Friday, June 5, 2009

BLACK BOX (Revisited)

The French government expressed deep disappointment Friday over the news that ocean debris recovered by the Brazilian military this week appeared to be the remains of a shipwreck and not from an Air France jet that crashed in the South Atlantic on Monday.

The revelation came as Airbus, the manufacturer of the missing jet, issued a warning on Thursday to all its customers to follow established procedures when pilots suspect airspeed indicators are not functioning properly. The bulletin appeared to be the first hint that malfunctioning instruments indicators might have played an important role in the crash.

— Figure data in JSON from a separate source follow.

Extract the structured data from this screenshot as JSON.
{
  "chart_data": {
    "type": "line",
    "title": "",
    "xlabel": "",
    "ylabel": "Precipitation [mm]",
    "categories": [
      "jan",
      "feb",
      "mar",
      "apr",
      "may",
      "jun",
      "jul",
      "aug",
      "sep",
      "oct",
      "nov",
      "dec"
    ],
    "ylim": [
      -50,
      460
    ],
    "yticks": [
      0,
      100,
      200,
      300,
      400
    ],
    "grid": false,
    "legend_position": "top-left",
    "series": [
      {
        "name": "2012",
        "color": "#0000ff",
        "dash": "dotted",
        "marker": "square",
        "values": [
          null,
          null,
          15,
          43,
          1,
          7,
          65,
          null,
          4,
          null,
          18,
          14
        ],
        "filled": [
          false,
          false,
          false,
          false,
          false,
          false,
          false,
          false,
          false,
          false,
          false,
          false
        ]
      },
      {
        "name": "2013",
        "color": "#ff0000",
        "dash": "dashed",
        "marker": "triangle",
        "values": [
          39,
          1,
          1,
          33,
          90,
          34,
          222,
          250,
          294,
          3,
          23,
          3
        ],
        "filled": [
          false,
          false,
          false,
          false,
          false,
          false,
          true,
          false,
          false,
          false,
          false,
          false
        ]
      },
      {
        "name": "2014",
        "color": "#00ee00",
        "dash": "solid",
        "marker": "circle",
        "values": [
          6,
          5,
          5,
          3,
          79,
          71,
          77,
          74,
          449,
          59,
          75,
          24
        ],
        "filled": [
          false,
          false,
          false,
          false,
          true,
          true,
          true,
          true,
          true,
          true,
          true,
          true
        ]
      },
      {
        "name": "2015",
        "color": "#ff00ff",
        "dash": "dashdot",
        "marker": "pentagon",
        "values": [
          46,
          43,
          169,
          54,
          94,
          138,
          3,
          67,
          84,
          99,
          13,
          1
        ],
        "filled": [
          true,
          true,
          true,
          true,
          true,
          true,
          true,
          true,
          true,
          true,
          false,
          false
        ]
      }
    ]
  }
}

The following is an excerpt from Businessweek.com--

What about transmitting all the necessary information for reconstructing a tragedy in the air – cockpit communication, instrument readings, details of an plane’s hundreds of ongoing operations? Is it a bandwidth problem – simply too much to squeeze into the airwaves? Is there another technological barrier? Not at all. Engineers at companies such as L3 Communications and Honeywell Aerospace say it can be done – using existing know-how, and without overfilling available frequencies.

Turns out the challenge is financial.

"The crux of this issue is cost. High bandwidth communications off the aircraft, especially over remote/oceanic areas, is expensive," Honeywell spokesman Bill Reavis tells BusinessWeek.

International and U.S. aviation authorities, including the FAA and the National Transportation Safety Board, occasionally have talked in recent years about the potential for a backup to the venerable black box, and the FAA is examining new technologies by companies such as L3, which makes transponders, avionics and black boxes, that would, in effect, help “squitter” and squeeze more data into available radio spectrum.

"Can it be done? Absolutely. The technology exists," says one aviation industry insider.

At the FAA, authorities have envisioned such automatic reporting as part of a "Next Generation” air traffic control system that allows for detailed tracking of every plane no matter where it happens to be, and makes pilots aware of where other planes are. That would be a far cry from today's antiquated aviation reality in which commercial jetliners must follow prescribed highways in the sky, which aren't usually the shortest distance between departure and arrival points, and must be tracked with radar. As we noted in a September 2007 cover story, "incredible as it seems, family minivans with NavStar have more sophisticated location guidance than some aircraft." And as the Air France crash demonstrates, vast swaths of the earth are beyond the reach of radar and aircraft are, effectively, on their own.